N’en déplaise à la météo, l’été était là depuis le 21 Juin et au Parlement Européen les députés se réunissaient pour une dernière séance avant la pause estivale tandis que, du haut de ses 94 ans, après un long chemin en vue de la libération de son peuple, au seuil de sa mort, Nelson Mandela luttait pour rester en vie, à l’Hôpital de Pretoria. Au Café des Phares®, bien déterminés à poursuivre leur quête, les amants de la philosophie se sont réunis, comme chaque dimanche, dans l’intention, ce jour-là, 30 Juin 2013, de tirer au clair la proposition suivante : « Un enfant peut-il faire de la Philosophie ? », au cour du Débat que Raphaël Prudencio s’est donné pour tâche d’aviver.

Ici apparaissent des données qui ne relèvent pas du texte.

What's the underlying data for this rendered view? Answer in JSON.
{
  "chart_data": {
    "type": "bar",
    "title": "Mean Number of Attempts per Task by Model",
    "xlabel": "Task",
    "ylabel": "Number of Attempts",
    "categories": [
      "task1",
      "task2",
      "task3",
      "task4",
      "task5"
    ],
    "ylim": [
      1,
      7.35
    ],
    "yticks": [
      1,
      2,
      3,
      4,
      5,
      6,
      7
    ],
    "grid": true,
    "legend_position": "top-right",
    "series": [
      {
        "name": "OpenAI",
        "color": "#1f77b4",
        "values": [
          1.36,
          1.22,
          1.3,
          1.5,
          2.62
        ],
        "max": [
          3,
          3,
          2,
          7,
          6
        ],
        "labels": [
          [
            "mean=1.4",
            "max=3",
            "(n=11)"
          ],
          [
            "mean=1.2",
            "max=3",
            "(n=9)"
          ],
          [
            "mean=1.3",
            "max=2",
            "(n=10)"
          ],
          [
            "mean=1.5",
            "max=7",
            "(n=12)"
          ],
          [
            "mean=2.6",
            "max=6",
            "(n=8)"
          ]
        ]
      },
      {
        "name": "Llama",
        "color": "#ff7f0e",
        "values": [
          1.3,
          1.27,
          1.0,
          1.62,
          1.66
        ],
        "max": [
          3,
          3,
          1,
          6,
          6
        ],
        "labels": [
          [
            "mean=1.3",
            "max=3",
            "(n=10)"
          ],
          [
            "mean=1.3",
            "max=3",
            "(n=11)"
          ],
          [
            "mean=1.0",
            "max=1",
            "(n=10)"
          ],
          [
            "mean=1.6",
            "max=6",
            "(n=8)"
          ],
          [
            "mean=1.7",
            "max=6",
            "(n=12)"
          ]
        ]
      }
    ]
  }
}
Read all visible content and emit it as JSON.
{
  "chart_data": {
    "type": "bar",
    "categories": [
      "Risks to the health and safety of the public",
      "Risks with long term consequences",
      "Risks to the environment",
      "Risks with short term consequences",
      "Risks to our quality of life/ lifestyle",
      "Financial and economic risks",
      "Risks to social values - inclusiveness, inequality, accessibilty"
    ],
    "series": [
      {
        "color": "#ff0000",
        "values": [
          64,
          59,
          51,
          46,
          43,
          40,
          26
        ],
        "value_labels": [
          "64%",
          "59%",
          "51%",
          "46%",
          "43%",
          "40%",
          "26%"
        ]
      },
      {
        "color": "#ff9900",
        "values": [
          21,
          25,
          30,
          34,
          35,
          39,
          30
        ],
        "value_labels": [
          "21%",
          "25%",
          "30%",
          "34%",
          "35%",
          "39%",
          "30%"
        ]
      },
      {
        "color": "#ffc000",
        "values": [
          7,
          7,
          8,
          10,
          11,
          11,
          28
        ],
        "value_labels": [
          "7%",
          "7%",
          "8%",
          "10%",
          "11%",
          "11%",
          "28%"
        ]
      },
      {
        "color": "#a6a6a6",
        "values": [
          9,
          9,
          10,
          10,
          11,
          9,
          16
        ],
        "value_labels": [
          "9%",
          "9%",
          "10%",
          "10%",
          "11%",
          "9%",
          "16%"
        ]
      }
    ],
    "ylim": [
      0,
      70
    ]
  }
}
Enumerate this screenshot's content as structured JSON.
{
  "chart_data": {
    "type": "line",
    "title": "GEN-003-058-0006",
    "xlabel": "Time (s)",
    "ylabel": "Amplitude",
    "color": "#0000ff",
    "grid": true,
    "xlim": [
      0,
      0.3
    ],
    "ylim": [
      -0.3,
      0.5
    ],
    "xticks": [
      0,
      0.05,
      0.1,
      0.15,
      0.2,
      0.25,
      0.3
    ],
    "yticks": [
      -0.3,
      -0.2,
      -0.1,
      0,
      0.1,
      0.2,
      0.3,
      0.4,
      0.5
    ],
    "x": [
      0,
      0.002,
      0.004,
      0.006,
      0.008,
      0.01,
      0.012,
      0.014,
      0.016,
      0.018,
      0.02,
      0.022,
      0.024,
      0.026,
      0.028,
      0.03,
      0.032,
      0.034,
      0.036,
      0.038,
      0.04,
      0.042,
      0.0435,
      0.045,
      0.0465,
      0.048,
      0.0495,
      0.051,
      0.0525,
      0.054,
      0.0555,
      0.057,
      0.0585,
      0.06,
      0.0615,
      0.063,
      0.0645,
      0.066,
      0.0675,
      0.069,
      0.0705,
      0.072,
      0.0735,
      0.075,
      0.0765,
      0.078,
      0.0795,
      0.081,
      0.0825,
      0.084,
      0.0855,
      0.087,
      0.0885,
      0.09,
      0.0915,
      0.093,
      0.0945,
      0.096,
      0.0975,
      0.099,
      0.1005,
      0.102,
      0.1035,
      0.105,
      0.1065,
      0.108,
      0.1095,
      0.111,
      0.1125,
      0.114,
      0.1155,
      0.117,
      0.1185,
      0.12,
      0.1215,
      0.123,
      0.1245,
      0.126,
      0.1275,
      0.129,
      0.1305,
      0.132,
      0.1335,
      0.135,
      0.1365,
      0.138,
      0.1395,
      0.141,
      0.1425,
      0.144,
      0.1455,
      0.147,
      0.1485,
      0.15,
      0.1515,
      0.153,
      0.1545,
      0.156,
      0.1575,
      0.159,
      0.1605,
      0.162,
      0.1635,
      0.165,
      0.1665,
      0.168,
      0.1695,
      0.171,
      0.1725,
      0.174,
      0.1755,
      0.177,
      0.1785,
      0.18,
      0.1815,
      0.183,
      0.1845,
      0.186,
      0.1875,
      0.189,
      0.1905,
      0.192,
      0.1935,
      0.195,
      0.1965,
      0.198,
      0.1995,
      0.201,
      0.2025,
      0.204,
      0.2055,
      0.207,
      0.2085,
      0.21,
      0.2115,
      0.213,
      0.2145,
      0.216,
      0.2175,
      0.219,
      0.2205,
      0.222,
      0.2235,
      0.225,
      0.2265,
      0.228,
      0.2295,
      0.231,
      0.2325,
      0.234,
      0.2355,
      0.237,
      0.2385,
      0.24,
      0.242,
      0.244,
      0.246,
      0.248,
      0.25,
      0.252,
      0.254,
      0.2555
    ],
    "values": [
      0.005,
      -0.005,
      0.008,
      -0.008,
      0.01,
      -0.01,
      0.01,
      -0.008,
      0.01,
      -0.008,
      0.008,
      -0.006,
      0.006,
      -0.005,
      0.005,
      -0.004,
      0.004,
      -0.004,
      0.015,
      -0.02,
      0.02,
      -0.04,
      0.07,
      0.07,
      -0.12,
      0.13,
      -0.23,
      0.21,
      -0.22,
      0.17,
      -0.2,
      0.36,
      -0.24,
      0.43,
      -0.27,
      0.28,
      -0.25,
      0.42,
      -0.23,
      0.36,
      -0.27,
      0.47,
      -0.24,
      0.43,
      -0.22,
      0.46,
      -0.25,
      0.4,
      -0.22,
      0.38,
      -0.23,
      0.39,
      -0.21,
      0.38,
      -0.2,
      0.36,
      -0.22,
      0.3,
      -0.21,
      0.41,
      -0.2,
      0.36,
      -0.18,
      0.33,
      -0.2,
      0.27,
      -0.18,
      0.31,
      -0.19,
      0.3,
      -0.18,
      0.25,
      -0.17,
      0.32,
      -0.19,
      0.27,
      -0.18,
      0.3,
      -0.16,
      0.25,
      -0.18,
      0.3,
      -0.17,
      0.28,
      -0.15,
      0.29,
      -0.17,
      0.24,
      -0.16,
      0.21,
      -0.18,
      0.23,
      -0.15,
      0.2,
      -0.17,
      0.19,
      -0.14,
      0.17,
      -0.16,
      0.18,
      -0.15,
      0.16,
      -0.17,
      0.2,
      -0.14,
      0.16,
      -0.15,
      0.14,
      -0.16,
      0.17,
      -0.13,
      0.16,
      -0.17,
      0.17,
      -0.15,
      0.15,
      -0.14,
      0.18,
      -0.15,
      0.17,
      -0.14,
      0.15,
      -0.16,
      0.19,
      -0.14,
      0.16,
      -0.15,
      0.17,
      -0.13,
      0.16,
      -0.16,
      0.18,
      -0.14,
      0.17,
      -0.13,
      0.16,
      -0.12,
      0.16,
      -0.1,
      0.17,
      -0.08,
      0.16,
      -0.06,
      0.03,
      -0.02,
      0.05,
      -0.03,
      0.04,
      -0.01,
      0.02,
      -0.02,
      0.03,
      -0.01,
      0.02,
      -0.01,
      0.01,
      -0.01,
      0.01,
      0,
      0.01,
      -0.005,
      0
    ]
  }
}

Bien sûr, qu’un enfant peut faire de la philosophie ; rarement arrogant, il semble que de la philosophie, un môme en fasse chaque jour et, visage lumineux, sans nécessairement chercher à acquérir la connaissance, son étonnement fait ressortir le mieux qu’il a en lui et qui est source de nouvelles questions, constituant en somme un cercle vertueux assez fécond pour satisfaire le gamin et alerter son esprit ou, au pire, le terroriser, voire, paralyser même, tel que Descartes le supputa. L’âge de raison étant fixée à sept ans, les gosses sont dès lors attentifs aux adultes, ainsi qu’à ce qu’ils disent ou à leur comportement, et capables de les juger, lorsque ces grandes personnes se rendent coupables de mauvaise foi ou de prévarication ; mais, ils sont surtout désireux d’apprendre. Les jeunes sont en possession d’une surprenante fraîcheur d’esprit… Pas sérénité, mais grâce naturelle, pareille à un chant d’oiseau qui se sent libre. S’étonner ? La philosophie n’a pas d’autres origines. S’étonner de l’insolite, s’étonner de l’étrange, s’étonner de l’incertitude, vite transformés, sinon, en inquiétude, en trouble ou en désagrément, quoique cela aussi puisse exciter l’imagination, motiver la recherche et éveiller l’intelligence, également. Tout ça, c’est du pain béni pour un enfant, et quoi de plus beau que les yeux des « petits », éblouis et confiants ; quoi de plus spontané que leur fraîcheur d’âme, qui ne signifie pas « froideur », mais « sérénité », éveil de l’esprit, source des questions à l’origine de la Philosophie. L’Etonnement dénote, certes, un signe d’ignorance, mais aussi de réflexion, dont Socrate et Platon firent l’origine de la philo, une surprise, au fond, causée par un travail de la Pensée ; leur « Etonnement » devant la nature marque bien l’accès à une meilleure connaissance de l’objet, ainsi qu’une commotion, un coup de tonnerre à ébranler l’âme, de la même façon que la stupéfaction du jeune garçon peut se produire devant tout ce qu’il aperçoit, car la philosophie n’a pas d’autre dessin que d’Etonner.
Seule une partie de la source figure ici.